Chronique du lundi – la France et l’Afrique : Pour en finir avec « la fin sans fin de la Françafrique »
Publié le
Par
Christian Gambotti
Lecture 8 minutes

Ma dernière Chronique (1) publiée dans L’Intelligent d’Abidjan a suscité de nombreuses réactions, ce qui me conduit à revenir sur « la fin sans fin de la “Françafrique” »  (2). Depuis François Mitterrand, tous les présidents français ont promis d’en finir avec la « Françafrique » sans véritablement convaincre. Si le mythe de la « Françafrique » est aujourd’hui réactivé par des activistes africains pro-russes financés par Moscou et s’il hante encore une partie de l’imaginaire des opinions publiques, c’est évidemment pour des raisons différentes.

D’un côté, la Russie, qui revient en Afrique, se pare des vieux habits de la lutte anticoloniale afin d’apparaître comme une force libératrice contre le néo-colonialisme de l’Occident collectif ; de l’autre,  une partie des opinions publiques considèrent que la France entretient le clientélisme hérité de la « Françafrique », qu’elle continue à soutenir des régimes contestés et que la politique africaine de la France sert uniquement les intérêts de Paris, ce qui freine le développement du continent. Le seul Franc CFA permet de faire de la France un bouc-émissaire idéal. Le Franc CFA est-il un obstacle au développement de l’Afrique ? La France pille-t-elle les richesses du sous-sol africain et continue-t-elle à bénéficier de « prix politiques » sur certaines matières premières ? La Russie est-elle véritablement une force libératrice ? Comment expliquer que la France serve de bouc-émissaire idéal, lorsqu’il s’agit de dénoncer le néo-colonialisme de l’Occident ? 

En 2007, lors du Sommet franco-africain de Cannes, l’ancien président de la commission de l’Union africaine, le Malien Alpha Oumar Konaré, avait souhaité que « les 53 pays africains ne se retrouvent plus autour du président français ». Un tel schéma, selon Alpha Oumar Konaré, « ne devrait plus se reproduire qu’au niveau de l’Europe. ». C’est ce qui se passe aujourd’hui. Quant à la France, elle n’est pas chassée d’une Afrique dont le destin serait de demeurer éternellement son « pré carré », elle est, – et c’est une bonne chose -, concurrencée par d’autres pays. 

Jacques Chirac avait déclaré que « le continent attirait de nouveaux partenaires venus du monde entier. » Il ajoutait : « Les regards changent. L’Afrique commence à être entourée, voire courtisée ». Quel est le premier partenaire commercial de l’Afrique ? La Chine, à travers les « nouvelles routes de la soie ». Quel est le pays qui vend le plus d’armes à l’Afrique ? La Russie. Moscou vend deux fois plus d’armes aux Etats africains que leurs trois autres gros fournisseurs : les Etats-Unis (14%), la Chine (13%) et la France (6,1%). 
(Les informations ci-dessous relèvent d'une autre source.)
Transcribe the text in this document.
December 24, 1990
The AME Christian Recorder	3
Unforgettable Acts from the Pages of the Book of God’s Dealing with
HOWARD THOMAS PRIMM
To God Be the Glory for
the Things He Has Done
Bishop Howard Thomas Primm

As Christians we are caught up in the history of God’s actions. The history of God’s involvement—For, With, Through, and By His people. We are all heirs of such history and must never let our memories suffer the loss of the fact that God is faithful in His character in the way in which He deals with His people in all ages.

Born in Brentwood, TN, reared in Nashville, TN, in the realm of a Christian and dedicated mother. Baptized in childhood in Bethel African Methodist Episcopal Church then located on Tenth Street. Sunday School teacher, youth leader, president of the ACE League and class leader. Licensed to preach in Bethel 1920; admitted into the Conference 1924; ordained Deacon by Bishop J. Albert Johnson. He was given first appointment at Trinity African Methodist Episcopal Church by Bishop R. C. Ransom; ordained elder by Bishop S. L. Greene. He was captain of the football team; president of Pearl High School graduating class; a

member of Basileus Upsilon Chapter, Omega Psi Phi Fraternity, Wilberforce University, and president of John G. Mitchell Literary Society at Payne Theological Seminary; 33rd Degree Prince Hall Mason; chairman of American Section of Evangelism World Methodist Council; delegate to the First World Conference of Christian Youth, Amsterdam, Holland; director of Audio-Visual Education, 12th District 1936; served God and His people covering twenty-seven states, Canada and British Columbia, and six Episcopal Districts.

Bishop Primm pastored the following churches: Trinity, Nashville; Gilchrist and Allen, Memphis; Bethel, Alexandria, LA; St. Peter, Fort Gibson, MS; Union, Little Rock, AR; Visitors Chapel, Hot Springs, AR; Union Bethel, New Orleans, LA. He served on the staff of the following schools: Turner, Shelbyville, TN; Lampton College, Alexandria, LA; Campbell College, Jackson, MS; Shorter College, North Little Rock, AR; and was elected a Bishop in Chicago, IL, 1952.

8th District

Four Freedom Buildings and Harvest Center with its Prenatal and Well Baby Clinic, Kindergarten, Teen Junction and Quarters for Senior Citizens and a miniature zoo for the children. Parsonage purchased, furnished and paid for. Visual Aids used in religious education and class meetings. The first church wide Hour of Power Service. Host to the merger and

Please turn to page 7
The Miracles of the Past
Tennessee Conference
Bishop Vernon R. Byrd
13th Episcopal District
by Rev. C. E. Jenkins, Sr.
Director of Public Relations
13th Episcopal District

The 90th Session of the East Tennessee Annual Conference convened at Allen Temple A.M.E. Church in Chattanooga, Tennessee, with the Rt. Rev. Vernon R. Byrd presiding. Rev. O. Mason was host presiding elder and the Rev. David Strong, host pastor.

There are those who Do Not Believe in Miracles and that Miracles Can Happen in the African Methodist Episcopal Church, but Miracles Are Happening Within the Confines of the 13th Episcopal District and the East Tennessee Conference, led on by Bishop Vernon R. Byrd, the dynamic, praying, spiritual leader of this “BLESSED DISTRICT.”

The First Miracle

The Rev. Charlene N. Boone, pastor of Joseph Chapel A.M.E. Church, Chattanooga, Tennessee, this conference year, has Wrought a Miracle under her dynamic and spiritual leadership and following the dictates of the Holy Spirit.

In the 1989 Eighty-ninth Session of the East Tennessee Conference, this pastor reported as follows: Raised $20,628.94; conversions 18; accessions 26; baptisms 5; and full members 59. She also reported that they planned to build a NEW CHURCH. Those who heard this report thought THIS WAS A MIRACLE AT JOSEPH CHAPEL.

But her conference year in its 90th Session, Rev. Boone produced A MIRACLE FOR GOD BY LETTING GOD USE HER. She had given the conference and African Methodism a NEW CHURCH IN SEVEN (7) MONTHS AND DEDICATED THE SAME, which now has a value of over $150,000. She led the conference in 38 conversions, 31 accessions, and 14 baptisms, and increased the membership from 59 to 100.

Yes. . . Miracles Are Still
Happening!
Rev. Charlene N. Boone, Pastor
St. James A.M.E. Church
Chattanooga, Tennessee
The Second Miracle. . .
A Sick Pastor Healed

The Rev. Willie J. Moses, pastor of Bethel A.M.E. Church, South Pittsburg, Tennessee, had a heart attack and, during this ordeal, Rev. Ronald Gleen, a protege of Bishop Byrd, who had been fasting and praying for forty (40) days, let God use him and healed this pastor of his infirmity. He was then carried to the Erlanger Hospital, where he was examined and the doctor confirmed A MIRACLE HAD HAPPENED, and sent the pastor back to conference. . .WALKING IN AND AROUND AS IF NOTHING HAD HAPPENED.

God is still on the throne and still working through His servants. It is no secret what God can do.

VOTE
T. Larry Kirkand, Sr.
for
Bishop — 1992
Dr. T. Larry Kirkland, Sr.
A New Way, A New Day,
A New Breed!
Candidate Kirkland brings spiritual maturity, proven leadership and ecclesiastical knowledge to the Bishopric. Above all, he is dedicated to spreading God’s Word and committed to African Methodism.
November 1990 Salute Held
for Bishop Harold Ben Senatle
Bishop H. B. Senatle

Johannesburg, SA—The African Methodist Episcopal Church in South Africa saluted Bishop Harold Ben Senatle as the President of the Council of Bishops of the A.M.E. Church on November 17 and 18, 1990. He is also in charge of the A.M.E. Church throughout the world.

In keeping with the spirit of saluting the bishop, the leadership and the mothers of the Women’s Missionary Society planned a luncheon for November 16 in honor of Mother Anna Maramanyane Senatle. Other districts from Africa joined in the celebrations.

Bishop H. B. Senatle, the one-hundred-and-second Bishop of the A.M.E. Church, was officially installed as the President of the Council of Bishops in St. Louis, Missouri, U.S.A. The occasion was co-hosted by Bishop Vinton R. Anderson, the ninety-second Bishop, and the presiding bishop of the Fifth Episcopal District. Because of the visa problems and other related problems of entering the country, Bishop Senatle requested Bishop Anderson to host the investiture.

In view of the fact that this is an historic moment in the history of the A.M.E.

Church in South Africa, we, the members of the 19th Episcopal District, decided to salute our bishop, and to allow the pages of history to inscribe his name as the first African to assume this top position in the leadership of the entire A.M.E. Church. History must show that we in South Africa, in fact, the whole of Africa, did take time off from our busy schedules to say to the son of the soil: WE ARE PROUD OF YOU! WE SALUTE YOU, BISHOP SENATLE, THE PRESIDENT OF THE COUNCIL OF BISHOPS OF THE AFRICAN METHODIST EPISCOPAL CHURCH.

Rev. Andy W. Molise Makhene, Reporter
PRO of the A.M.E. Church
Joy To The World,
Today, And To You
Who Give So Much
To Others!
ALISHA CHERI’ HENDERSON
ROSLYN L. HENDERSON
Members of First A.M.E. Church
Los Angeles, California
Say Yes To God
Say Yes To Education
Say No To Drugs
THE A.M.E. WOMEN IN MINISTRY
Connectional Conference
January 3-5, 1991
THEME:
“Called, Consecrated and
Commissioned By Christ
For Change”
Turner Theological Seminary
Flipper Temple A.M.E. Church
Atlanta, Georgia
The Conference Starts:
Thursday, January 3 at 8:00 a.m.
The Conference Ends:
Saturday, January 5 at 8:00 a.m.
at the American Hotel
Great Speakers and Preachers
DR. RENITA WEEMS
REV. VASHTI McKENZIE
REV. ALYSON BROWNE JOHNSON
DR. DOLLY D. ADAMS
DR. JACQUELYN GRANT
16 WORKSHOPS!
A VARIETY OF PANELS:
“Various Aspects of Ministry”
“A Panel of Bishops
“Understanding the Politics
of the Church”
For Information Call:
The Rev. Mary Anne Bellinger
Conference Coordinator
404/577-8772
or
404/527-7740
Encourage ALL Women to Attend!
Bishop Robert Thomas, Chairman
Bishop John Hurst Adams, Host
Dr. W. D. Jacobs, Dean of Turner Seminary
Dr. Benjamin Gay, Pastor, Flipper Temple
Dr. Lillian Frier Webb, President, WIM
La France n’a pas été chassée d’Afrique. Deux évidences : 1) le lien avec les anciennes colonies est en train de se desserrer, ce qui va dans le sens de l’Histoire 2) Dans tous les domaines, Paris  s’avère incapable de tirer profit de la concurrence qui existe entre pays qui s’implantent en Afrique, notamment la Russie qui reprend pied sur le continent. Paris a bien compris que le tête-à-tête entre les présidents français et les dirigeants de ses anciennes colonies africaines est terminé. Les pays de l’ancien « pré carré » francophone se sont progressivement émancipés de la tutelle de Paris.

Petit tour d’horizon de la politique africaine de la France

Depuis François Mitterrand, tous les présidents français, qu’ils appartiennent à la gauche « bienpensante » (Mitterrand, Hollande) ou à la droite républicaine (Chirac, Sarkozy) ont exprimé leur volonté de mettre fin à la Françafrique. Cette décision hautement symbolique s’est-elle traduite dans les faits ? En partie, car la Françafrique a évolué avec la mondialisation et le vent de l’Histoire a constamment changé la donne en Afrique. Les nouvelles générations de l’Afrique francophone sont connectées à la terre entière ; internet et les réseaux sociaux leur offrent une large ouverture sur le monde ; elles n’ont plus comme seul horizon les relations entre la France et l’Afrique, ni comme seule destination, Paris, ou, comme seule langue de travail, le français. Ce qui perdure encore, c’est le sentiment que la France, par la place de ses entreprises dans l’économie africaine, le franc CFA et ses bases militaires, reste une puissance néocoloniale prédatrice, alors que la Chine et la Russie apparaissent comme des puissances libératrices.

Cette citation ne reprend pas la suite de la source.